For those tenancies about to start, the last stage of this process will be to visit each property to carry out the inventory and schedule of condition report. This report will provide an accurate record of the condition of the property at the start of the tenancy.
Along with the inventory, meter readings will be recorded and a final check for compliance will be carried out to check the operation of smoke alarms and carbon monoxide alarms.
With those tenancies ending, these properties will also be visited where a post-tenancy inspection will be carried out. There may be different expectations between the Landlord and tenant of what is required and this can be tested particularly at the end of tenancy.
The original inventory will be referred to in assessing any damages recoverable from the deposit held. Every tenancy will have an element of normal wear and tear dependant of the length of tenancy and number of occupiers in the property.

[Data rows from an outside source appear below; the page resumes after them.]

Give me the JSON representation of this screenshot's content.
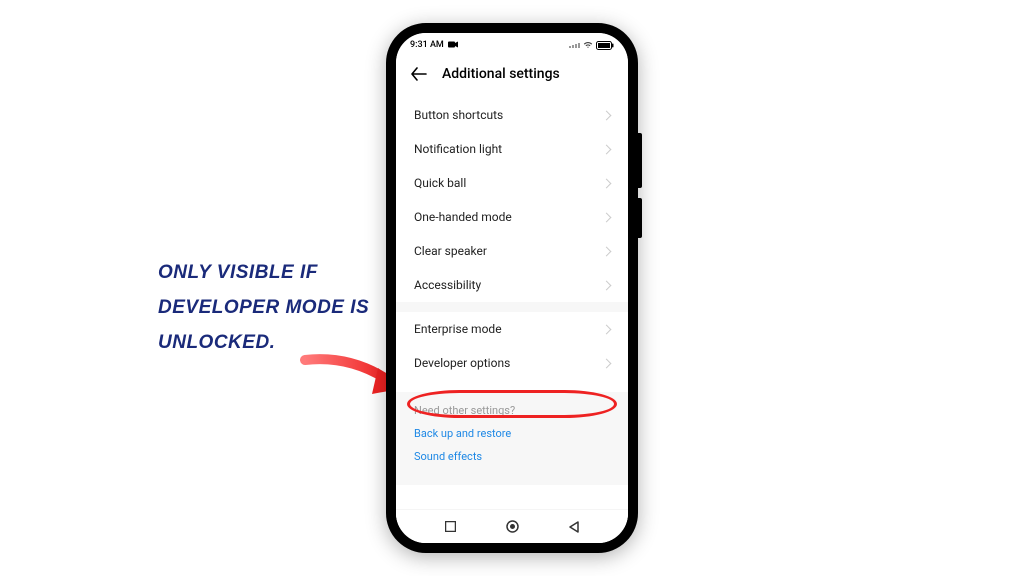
{
  "status": {
    "time": "9:31 AM"
  },
  "header": {
    "title": "Additional settings"
  },
  "list": {
    "partial": "···· ······ ·······",
    "items": [
      "Button shortcuts",
      "Notification light",
      "Quick ball",
      "One-handed mode",
      "Clear speaker",
      "Accessibility"
    ],
    "group2": [
      "Enterprise mode",
      "Developer options"
    ]
  },
  "footer": {
    "question": "Need other settings?",
    "links": [
      "Back up and restore",
      "Sound effects"
    ]
  },
  "annotation": {
    "text": "Only visible if developer mode is unlocked."
  }
}
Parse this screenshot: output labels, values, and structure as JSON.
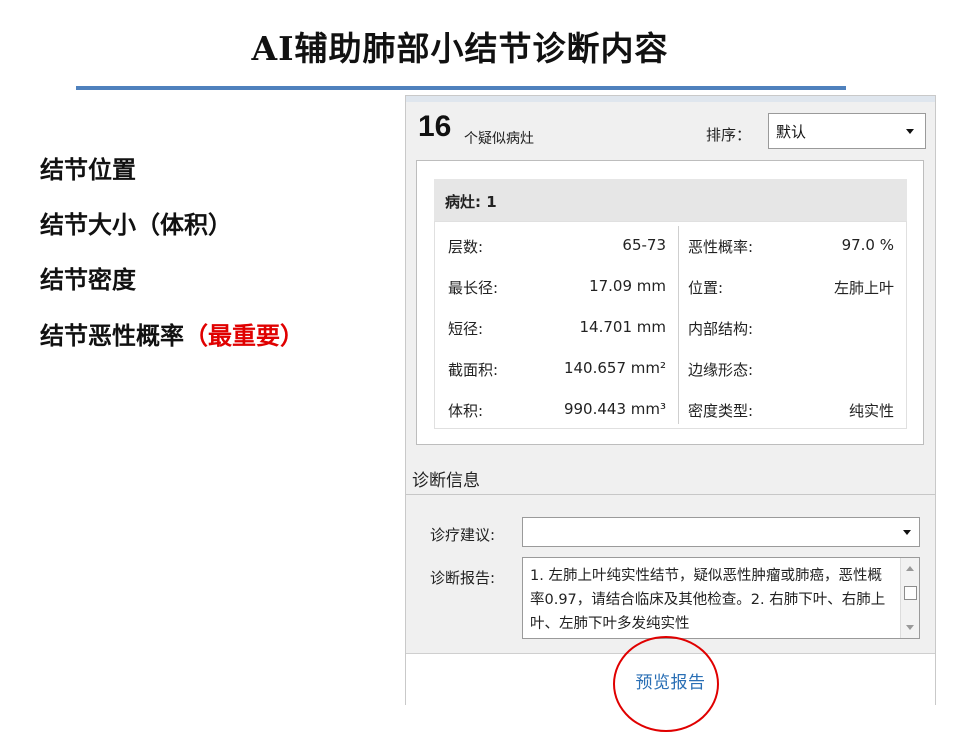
{
  "slide": {
    "title": "AI辅助肺部小结节诊断内容",
    "bullets": [
      {
        "text": "结节位置",
        "highlight": ""
      },
      {
        "text": "结节大小（体积）",
        "highlight": ""
      },
      {
        "text": "结节密度",
        "highlight": ""
      },
      {
        "text": "结节恶性概率",
        "highlight": "（最重要）"
      }
    ],
    "highlight_color": "#e00000",
    "rule_color": "#4f81bd"
  },
  "panel": {
    "count": "16",
    "count_label": "个疑似病灶",
    "sort_label": "排序：",
    "sort_value": "默认",
    "lesion": {
      "title": "病灶: 1",
      "left_rows": [
        {
          "label": "层数:",
          "value": "65-73"
        },
        {
          "label": "最长径:",
          "value": "17.09 mm"
        },
        {
          "label": "短径:",
          "value": "14.701 mm"
        },
        {
          "label": "截面积:",
          "value": "140.657 mm²"
        },
        {
          "label": "体积:",
          "value": "990.443 mm³"
        }
      ],
      "right_rows": [
        {
          "label": "恶性概率:",
          "value": "97.0 %"
        },
        {
          "label": "位置:",
          "value": "左肺上叶"
        },
        {
          "label": "内部结构:",
          "value": ""
        },
        {
          "label": "边缘形态:",
          "value": ""
        },
        {
          "label": "密度类型:",
          "value": "纯实性"
        }
      ]
    },
    "diagnosis": {
      "title": "诊断信息",
      "advice_label": "诊疗建议:",
      "advice_value": "",
      "report_label": "诊断报告:",
      "report_text": "1. 左肺上叶纯实性结节，疑似恶性肿瘤或肺癌，恶性概率0.97，请结合临床及其他检查。2. 右肺下叶、右肺上叶、左肺下叶多发纯实性"
    },
    "preview_button": "预览报告",
    "link_color": "#2a6fb5"
  }
}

Similarly, fabrics such as carpets will depreciate over time.
It would be
unreasonable for the Landlord to claim for a new carpet if it was over ten years
old at the start of tenancy. Damages are classed as those that are above normal
wear and tear, and by far the most common claim made against the deposit is
when the tenant does not clean the property at the end of tenancy.
In carrying out the post tenancy inspection, it will be evident very early how clean or dirty the property has been left in. If the kitchen and bathroom are clean, then the remaining parts of the property tends to be the same. Some tenants do not like to properly clean the cooker but are surprised at the cost of sending a contractor to the property to professionally clean the cooker afterwards. Different people have different standards of what they consider to be clean, but there is no middle ground in the condition that the cooker is left in.
Ultimately, the property should be left in no worse a condition than at the start of the tenancy and should be ready for occupation by the next tenant. If the wear and tear is excessive, it may be time for the Landlord to consider re-decoration or carpet replacement.
Of these four tenancies that have now ended this week, two have so far had parts of their deposits retained. Now the work continues in agreeing reasonable deposit retention's and commissioning the work to bring these properties back to a clean standard ready for re-letting.